What Not To Do (When You're Depressed, Anxious, Drunk or High)
Know when not to believe what you think
Posted March 27, 2012
I've met clients over the years who, in various conversations, said quite emphatically that one of their regrets is that they did something really impulsive when they were in a less than functional mindset: they were really really depressed, unbelievably anxious, or drunk or high on something like...(fill in the blank).
A good part of successfully surviving your life is knowing when not to listen to yourself. You've probably heard the standard advice over the year: don't try cut your own hair or get a tattoo when you're drunk; don't decide to tell your boss off and quit your job when you're really angry; don't go to a mall or hit the internet when you're depressed and have a strong craving for shopping therapy; don't ever decide out of the blue to call or text your mother-in-law (or mother, best friend, ex boy/girlfriend) and tell them what you really think; don't handle heavy machinery unless it's between 8 and 11am and you have on full protective gear.
But I was wondering about the other, less obvious don'ts that you need to avoid when emotions or self-medications have taken over. Here is a quick list that I've brainstormed.
• Don't bring up that affair your spouse had 20 years ago.
• Don't take a do-or-die stand with your kids about cleaning up their rooms
• Don't go to a bar hoping to get lucky.
• Don't try to balance your checkbook or do your taxes.
• Don't take an air, train, or even car trip anywhere that you hadn't planned at least 24 hours ago.
• Don't get into heavy online chatrooms.
• Don't set goals for the next 10 years or decide to do a big retrospective of your life.
• Don't cook anything with more than three ingredients or involving high heat.
• Don't engage in any potentially reckless, spur of the moment acts: bungee jumping, dragstripping, wasabi shots...anything the Jackass guys would do.
• Don't handle guns, pitchforks, shaving razors, potential lethal weapons of any kind, etc.
• Don't try and start a serious talk with your teenager about her personal life.
• Don't try and start a serious talk with your spouse about your sex life. Or money. Or the kids. Or his parents.
There are obviously plenty more and you're welcome to add to the list. The theme here is avoiding any impulsive behavior driven by any thoughts of "Why not," "I deserve this," "We're settling this once and for all" or "Sure, I can absolutely do this."
The problem with this list or any good advice is that it quickly goes out the window, or out of your rational brain, as soon as you get upset or drugged. Your prefrontal lobes, that sanctuary of reason, can easily go into sleep mode under these conditions, leaving you at the mercy of the what's left: your emotionally rampant amygdala, your pleasure-obsessed midbrain, the reptilian cerebellum that sees everything as fight-or-flight.
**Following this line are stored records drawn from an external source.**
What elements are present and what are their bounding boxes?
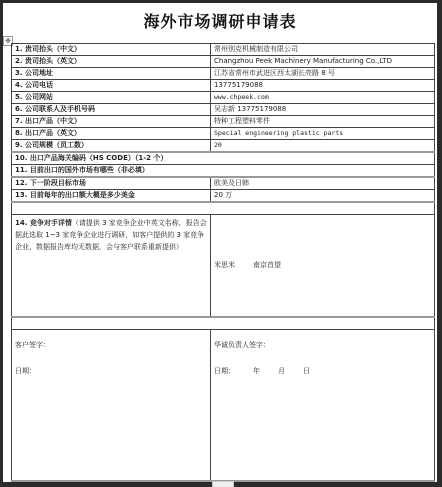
row-label: 5. 公司网站 bbox=[12, 92, 211, 104]
row-label: 7. 出口产品（中文） bbox=[12, 116, 211, 128]
row-label: 8. 出口产品（英文） bbox=[12, 128, 211, 140]
competitors-value[interactable]: 米思米南京首望 bbox=[211, 215, 435, 318]
row-label-current-markets[interactable]: 11. 目前出口的国外市场有哪些（非必填） bbox=[12, 165, 435, 178]
table-row: 2. 贵司抬头（英文） Changzhou Peek Machinery Man… bbox=[12, 56, 435, 68]
row-value-phone[interactable]: 13775179088 bbox=[211, 80, 435, 92]
table-row: 8. 出口产品（英文） Special engineering plastic … bbox=[12, 128, 435, 140]
spacer-row bbox=[12, 202, 435, 215]
row-label: 2. 贵司抬头（英文） bbox=[12, 56, 211, 68]
row-label: 1. 贵司抬头（中文） bbox=[12, 44, 211, 56]
table-row: 1. 贵司抬头（中文） 常州别克机械制造有限公司 bbox=[12, 44, 435, 56]
row-value-company-en[interactable]: Changzhou Peek Machinery Manufacturing C… bbox=[211, 56, 435, 68]
spacer-row bbox=[12, 317, 435, 330]
month-label: 月 bbox=[278, 367, 285, 375]
application-form-table: 1. 贵司抬头（中文） 常州别克机械制造有限公司 2. 贵司抬头（英文） Cha… bbox=[11, 43, 435, 482]
row-label: 9. 公司规模（员工数） bbox=[12, 140, 211, 153]
table-row-competitors: 14. 竞争对手详情（请提供 3 家竞争企业中英文名称，报告会据此选取 1~3 … bbox=[12, 215, 435, 318]
row-label: 4. 公司电话 bbox=[12, 80, 211, 92]
day-label: 日 bbox=[303, 367, 310, 375]
table-row: 7. 出口产品（中文） 特种工程塑料零件 bbox=[12, 116, 435, 128]
page-scroll-tab[interactable] bbox=[212, 481, 234, 487]
competitors-label: 14. 竞争对手详情（请提供 3 家竞争企业中英文名称，报告会据此选取 1~3 … bbox=[12, 215, 211, 318]
row-value-target-market[interactable]: 欧美及日韩 bbox=[211, 177, 435, 190]
row-value-product-cn[interactable]: 特种工程塑料零件 bbox=[211, 116, 435, 128]
row-value-contact[interactable]: 吴志新 13775179088 bbox=[211, 104, 435, 116]
row-label: 12. 下一阶段目标市场 bbox=[12, 177, 211, 190]
huacheng-date-line: 日期：年月日 bbox=[214, 366, 431, 377]
year-label: 年 bbox=[253, 367, 260, 375]
row-value-product-en[interactable]: Special engineering plastic parts bbox=[211, 128, 435, 140]
row-label: 6. 公司联系人及手机号码 bbox=[12, 104, 211, 116]
row-value-company-cn[interactable]: 常州别克机械制造有限公司 bbox=[211, 44, 435, 56]
huacheng-signature-label: 华诚负责人签字： bbox=[214, 340, 431, 351]
row-value-export-amount[interactable]: 20 万 bbox=[211, 190, 435, 203]
table-row: 13. 目前每年的出口额大概是多少美金 20 万 bbox=[12, 190, 435, 203]
table-row: 9. 公司规模（员工数） 20 bbox=[12, 140, 435, 153]
table-row: 3. 公司地址 江苏省常州市武进区西太湖长亮路 8 号 bbox=[12, 68, 435, 80]
empty-cell[interactable] bbox=[12, 202, 435, 215]
table-row: 12. 下一阶段目标市场 欧美及日韩 bbox=[12, 177, 435, 190]
competitor-1: 米思米 bbox=[214, 261, 235, 269]
row-value-website[interactable]: www.chpeek.com bbox=[211, 92, 435, 104]
table-row: 6. 公司联系人及手机号码 吴志新 13775179088 bbox=[12, 104, 435, 116]
table-row: 4. 公司电话 13775179088 bbox=[12, 80, 435, 92]
huacheng-signature-cell[interactable]: 华诚负责人签字： 日期：年月日 bbox=[211, 330, 435, 482]
signature-row: 客户签字： 日期： 华诚负责人签字： 日期：年月日 bbox=[12, 330, 435, 482]
table-row: 11. 目前出口的国外市场有哪些（非必填） bbox=[12, 165, 435, 178]
row-value-company-size[interactable]: 20 bbox=[211, 140, 435, 153]
row-label-hs-code[interactable]: 10. 出口产品海关编码（HS CODE）（1-2 个） bbox=[12, 152, 435, 165]
document-page: 海外市场调研申请表 ✥ 1. 贵司抬头（中文） 常州别克机械制造有限公司 2. … bbox=[3, 3, 437, 482]
page-title: 海外市场调研申请表 bbox=[3, 9, 437, 32]
huacheng-date-label: 日期： bbox=[214, 367, 235, 375]
customer-signature-cell[interactable]: 客户签字： 日期： bbox=[12, 330, 211, 482]
table-row: 5. 公司网站 www.chpeek.com bbox=[12, 92, 435, 104]
table-row: 10. 出口产品海关编码（HS CODE）（1-2 个） bbox=[12, 152, 435, 165]
empty-cell[interactable] bbox=[12, 317, 435, 330]
row-label: 3. 公司地址 bbox=[12, 68, 211, 80]
customer-date-label: 日期： bbox=[15, 366, 207, 377]
competitor-2: 南京首望 bbox=[253, 261, 281, 269]
customer-signature-label: 客户签字： bbox=[15, 340, 207, 351]
row-label: 13. 目前每年的出口额大概是多少美金 bbox=[12, 190, 211, 203]
competitors-label-title: 14. 竞争对手详情 bbox=[15, 219, 72, 227]
row-value-address[interactable]: 江苏省常州市武进区西太湖长亮路 8 号 bbox=[211, 68, 435, 80]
With prefronts out to lunch and these guys in charge, left to their own devices and itching for trouble, whatever happens next can't be good.
What to do:
Catch it early: if you know when you wake up that you are feeling depressed or a bit jittery and obsessive, say to yourself that this is not a good day for big decisions or impulsive acts. That doesn't mean you sweep things under the rug that bother you, but hold them in reserve, make a list in fact, and look at it when your brain is more sane, your mood is better, your prefrontal lobes are back on duty. In the meantime do what you have to do, keep with your routines, wait it out.
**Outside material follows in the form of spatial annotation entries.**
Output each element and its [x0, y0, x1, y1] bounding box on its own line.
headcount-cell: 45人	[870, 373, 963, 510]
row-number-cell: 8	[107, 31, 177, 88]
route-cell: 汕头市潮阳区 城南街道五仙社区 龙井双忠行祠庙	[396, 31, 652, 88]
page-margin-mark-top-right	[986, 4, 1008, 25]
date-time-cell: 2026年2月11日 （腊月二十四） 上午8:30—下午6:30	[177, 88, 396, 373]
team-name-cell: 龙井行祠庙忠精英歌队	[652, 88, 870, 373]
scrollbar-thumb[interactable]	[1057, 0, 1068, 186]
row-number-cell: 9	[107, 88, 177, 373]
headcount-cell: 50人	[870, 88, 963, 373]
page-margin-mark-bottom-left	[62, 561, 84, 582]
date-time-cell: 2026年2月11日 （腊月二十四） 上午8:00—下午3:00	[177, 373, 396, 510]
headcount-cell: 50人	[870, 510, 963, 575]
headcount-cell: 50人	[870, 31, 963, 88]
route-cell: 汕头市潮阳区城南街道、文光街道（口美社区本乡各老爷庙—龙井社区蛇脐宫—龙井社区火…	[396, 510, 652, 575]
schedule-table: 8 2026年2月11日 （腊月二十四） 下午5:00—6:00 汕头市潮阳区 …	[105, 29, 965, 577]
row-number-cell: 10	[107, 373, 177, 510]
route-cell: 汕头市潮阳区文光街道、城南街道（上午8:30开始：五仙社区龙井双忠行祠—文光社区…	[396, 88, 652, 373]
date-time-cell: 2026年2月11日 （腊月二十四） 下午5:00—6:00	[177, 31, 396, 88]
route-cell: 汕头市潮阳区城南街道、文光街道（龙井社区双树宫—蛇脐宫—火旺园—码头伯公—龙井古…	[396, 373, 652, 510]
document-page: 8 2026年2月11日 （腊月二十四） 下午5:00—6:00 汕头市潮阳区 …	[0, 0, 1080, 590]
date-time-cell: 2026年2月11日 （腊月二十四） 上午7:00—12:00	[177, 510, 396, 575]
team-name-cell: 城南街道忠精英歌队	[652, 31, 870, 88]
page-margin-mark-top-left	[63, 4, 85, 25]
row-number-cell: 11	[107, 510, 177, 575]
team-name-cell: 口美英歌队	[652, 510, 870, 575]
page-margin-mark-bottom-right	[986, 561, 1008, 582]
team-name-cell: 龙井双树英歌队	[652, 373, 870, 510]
Make the list: actually get in the habit of writing down, rather than acting on, those WONDERFUL ideas (studying shamanism in Mexico?) that come up when you are in some altered state. If it really is wonderful, you'll know it the next day. If you can't read your handwriting or remember that you wrote it down, you weren't in a good place and need to discard the whole thing.
Borrow someone else's prefrontal lobes: get a reality check from someone you trust, someone who is good at giving you straight feedback: your mother, your sister, your sponsor, the guy who plays 3rd base on your softball team...someone that you are not afraid of contacting out of the blue and who won't delete you when he sees the caller ID.
Post a list: put a list of things not to do, or better yet to positively do when any of these impulsive acts rise to the surface: don't cut your hair or call your mother, or go for a walk around the block, write your ideas down in your journal, go to bed, take a nap and sit by your partner and watch stupid TV. Put the list on your refrigerator so you can easily find it, no password required.
Of course we are not talking about the obvious question: namely why do you get into these states at all. That's a bigger and ultimately a more important question.
Give it some thought, only wait till you're less high, angry, drunk, you get the idea.
And if you happen to be reading this and you think it sounds WONDERFUL, bookmark it and read it again tomorrow.